Japanese culture pinpoints can be finicky that way. For more information on Japanese etiquette and culture, this book is an intriguing read.
How Otaku is Viewed Today
Even though originally, the term otaku held a term relating to what some would think would be a sick-minded, perverted, or insane individual who is obsessed unhealthily with a certain hobby (usually relating to anime or manga), otaku has evolved into a much broader term. Japan is now even using it as a promotional campaign of their pop culture since 2010 to individuals outside of the country to attract visitors to the country while promoting anime and manga.
To the older generation of Japanese individuals, this term will almost always refer to a person who has an unhealthy obsession with a hobby or object, and is not a contributing member to their society or social ranks.
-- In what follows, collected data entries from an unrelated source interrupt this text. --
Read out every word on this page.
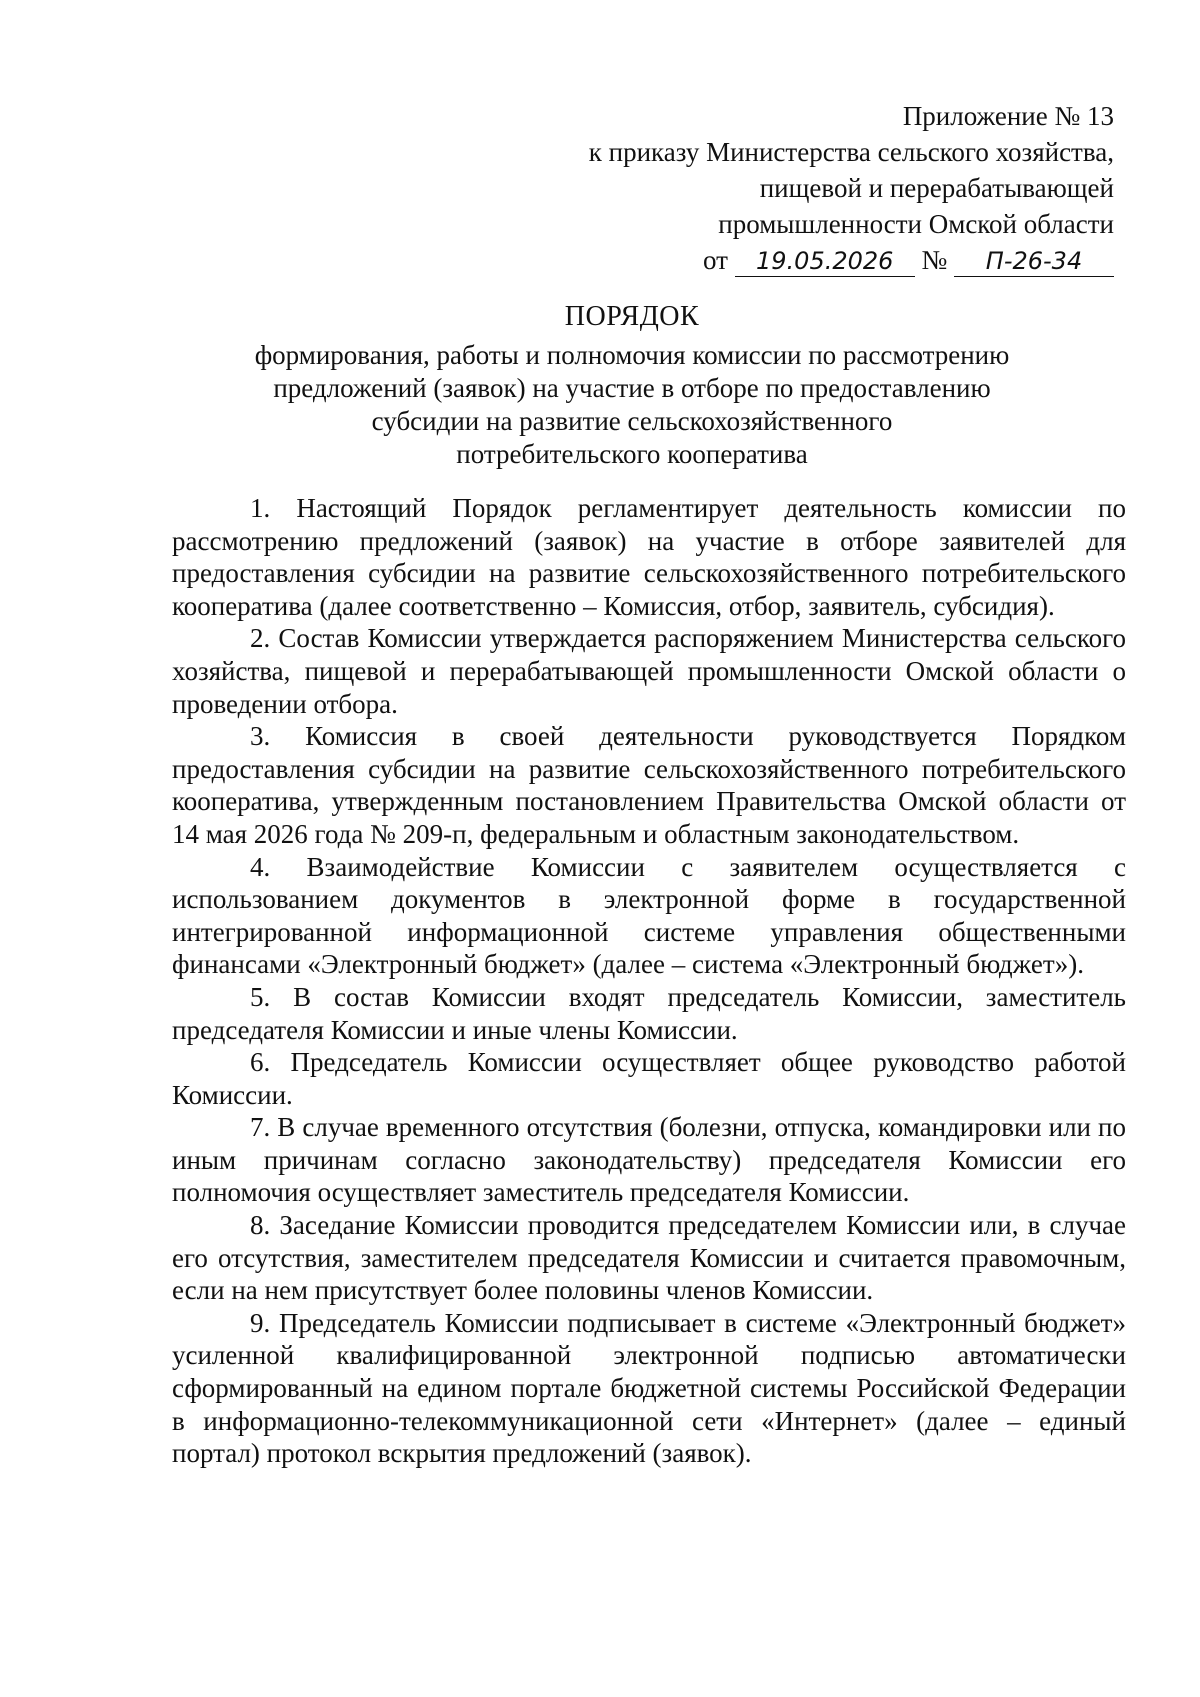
Приложение № 13
к приказу Министерства сельского хозяйства,
пищевой и перерабатывающей
промышленности Омской области
от 19.05.2026 № П-26-34
ПОРЯДОК
формирования, работы и полномочия комиссии по рассмотрению
предложений (заявок) на участие в отборе по предоставлению
субсидии на развитие сельскохозяйственного
потребительского кооператива

1. Настоящий Порядок регламентирует деятельность комиссии по рассмотрению предложений (заявок) на участие в отборе заявителей для предоставления субсидии на развитие сельскохозяйственного потребительского кооператива (далее соответственно – Комиссия, отбор, заявитель, субсидия).

2. Состав Комиссии утверждается распоряжением Министерства сельского хозяйства, пищевой и перерабатывающей промышленности Омской области о проведении отбора.

3. Комиссия в своей деятельности руководствуется Порядком предоставления субсидии на развитие сельскохозяйственного потребительского кооператива, утвержденным постановлением Правительства Омской области от 14 мая 2026 года № 209-п, федеральным и областным законодательством.

4. Взаимодействие Комиссии с заявителем осуществляется с использованием документов в электронной форме в государственной интегрированной информационной системе управления общественными финансами «Электронный бюджет» (далее – система «Электронный бюджет»).

5. В состав Комиссии входят председатель Комиссии, заместитель председателя Комиссии и иные члены Комиссии.

6. Председатель Комиссии осуществляет общее руководство работой Комиссии.

7. В случае временного отсутствия (болезни, отпуска, командировки или по иным причинам согласно законодательству) председателя Комиссии его полномочия осуществляет заместитель председателя Комиссии.

8. Заседание Комиссии проводится председателем Комиссии или, в случае его отсутствия, заместителем председателя Комиссии и считается правомочным, если на нем присутствует более половины членов Комиссии.

9. Председатель Комиссии подписывает в системе «Электронный бюджет» усиленной квалифицированной электронной подписью автоматически сформированный на едином портале бюджетной системы Российской Федерации в информационно-телекоммуникационной сети «Интернет» (далее – единый портал) протокол вскрытия предложений (заявок).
However, as the popularity of otaku grows and expands outside of Japan, and more and more people begin to identify it, the term has lost its meaning of something someone vile, and has lessened considerably to the younger generations. As the otaku culture grew, many subcultures of otaku have popped up over time. Some of these are listed to below:
- Manga Otaku – there is a wide variety of genres here from action, adventure, comedy, lifestyle, romance, etc.
- Anime Otaku – these are people who are passionate about a specific anime. They have a lot of knowledge about one in particular, and collect related items as well as watch it obsessively.
- Idol Otaku – this refers to Japanese pop culture, and being obsessed with popular Japanese idols
- Game Otaku – this refers to lovers of video games, but predominately Dragon Ball Z, Pokemon, Dragon Quest Series, and Final Fantasy.